Paper No. 3
Presentation Time: 08:30-18:00
TESTING MODELS FOR THE PRE-RIFT CONFIGURATION OF AUSTRALIA AND ANTARCTICA
Uncertainty surrounds the pre-rift configuration and early rifting history between Australia and Antarctica, and hence the evolution of sedimentary basins along each of these margins. The plate boundary system during the Cretaceous includes the evolving Kerguelen-Broken Ridge Large Igneous Province in the west as well as the conjugate passive and transform margin segments of the Australian and Antarctic continents. Previous reconstruction models have highlighted the difficulty in satisfying all the available observations within a single coherent reconstruction history. We investigate a range of scenarios for the early rifting history of these plates in the light of a variety of geological and geophysical constraints.
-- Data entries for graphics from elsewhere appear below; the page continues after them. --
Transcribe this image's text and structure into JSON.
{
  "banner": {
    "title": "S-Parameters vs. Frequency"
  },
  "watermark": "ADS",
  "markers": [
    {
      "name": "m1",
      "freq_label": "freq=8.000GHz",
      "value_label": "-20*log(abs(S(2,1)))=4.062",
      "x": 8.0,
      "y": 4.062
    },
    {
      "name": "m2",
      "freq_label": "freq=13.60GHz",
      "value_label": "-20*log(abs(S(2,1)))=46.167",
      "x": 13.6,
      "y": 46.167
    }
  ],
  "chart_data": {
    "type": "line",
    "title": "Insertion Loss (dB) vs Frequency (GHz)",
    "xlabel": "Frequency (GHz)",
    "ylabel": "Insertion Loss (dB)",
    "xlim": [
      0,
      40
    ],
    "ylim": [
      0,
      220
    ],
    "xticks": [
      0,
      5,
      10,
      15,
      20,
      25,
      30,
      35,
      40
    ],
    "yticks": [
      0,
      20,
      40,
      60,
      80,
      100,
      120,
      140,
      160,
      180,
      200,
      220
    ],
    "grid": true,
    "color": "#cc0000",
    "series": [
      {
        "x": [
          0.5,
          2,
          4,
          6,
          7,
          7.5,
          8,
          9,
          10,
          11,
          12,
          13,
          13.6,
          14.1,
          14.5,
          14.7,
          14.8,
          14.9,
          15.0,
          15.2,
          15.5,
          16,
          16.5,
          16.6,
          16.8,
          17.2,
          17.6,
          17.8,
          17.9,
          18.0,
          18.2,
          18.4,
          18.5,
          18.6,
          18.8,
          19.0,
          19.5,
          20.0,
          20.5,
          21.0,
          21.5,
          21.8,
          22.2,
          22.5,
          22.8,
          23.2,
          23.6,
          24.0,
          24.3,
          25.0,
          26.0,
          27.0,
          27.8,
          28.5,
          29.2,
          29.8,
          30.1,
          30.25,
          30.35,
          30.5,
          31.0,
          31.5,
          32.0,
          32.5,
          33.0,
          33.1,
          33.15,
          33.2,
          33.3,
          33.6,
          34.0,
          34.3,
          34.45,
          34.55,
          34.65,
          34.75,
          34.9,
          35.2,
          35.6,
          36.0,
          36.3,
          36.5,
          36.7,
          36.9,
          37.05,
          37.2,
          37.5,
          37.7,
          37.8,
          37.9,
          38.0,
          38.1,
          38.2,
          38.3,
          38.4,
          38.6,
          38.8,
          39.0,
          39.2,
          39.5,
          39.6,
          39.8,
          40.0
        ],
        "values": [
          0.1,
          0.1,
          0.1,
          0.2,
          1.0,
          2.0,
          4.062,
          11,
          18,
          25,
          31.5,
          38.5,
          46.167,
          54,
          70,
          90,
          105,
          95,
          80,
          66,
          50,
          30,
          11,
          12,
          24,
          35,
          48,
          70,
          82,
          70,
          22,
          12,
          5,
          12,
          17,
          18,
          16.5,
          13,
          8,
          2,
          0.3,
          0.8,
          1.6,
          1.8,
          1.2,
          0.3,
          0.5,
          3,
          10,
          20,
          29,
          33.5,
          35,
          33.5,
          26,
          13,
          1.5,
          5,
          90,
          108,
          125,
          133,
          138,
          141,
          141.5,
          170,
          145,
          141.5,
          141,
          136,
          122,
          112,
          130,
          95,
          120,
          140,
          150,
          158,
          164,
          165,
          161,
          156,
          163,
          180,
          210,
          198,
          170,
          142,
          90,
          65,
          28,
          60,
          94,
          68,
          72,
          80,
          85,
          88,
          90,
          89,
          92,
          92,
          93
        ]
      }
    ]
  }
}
Potential field data are used to define the boundaries of stretched continental crust on a regional scale. Integrating crustal thickness along tectonic flowlines provides an estimate of the pre-rift location of the continental plate boundary. We then use the pre-rift plate boundary positions to compute ‘full-fit’ poles of rotation for Australia relative to Antarctica. Our workflow integrates kinematic constraints from restoration of extended continental crust with additional constraints from geological structures and large igneous provinces within the same Australian and Antarctic plate system. We test alternative reconstruction scenarios by emphasising different constraints in order to develop a model that best conforms to the available geological observations. Our preferred model implies that the Leeuwin and Vincennes Fracture Zones are conjugate features within Gondwana, but that the direction of initial opening between Australia and Antarctica does not follow the orientation of these features – rather, these features are likely related to the earlier rifting of India away from Australia-Antarctica. Previous full-fit reconstructions, based on qualitative estimates of continental margin overlaps, generally yield a tighter fit than our preferred reconstruction based on palinspastic restoration.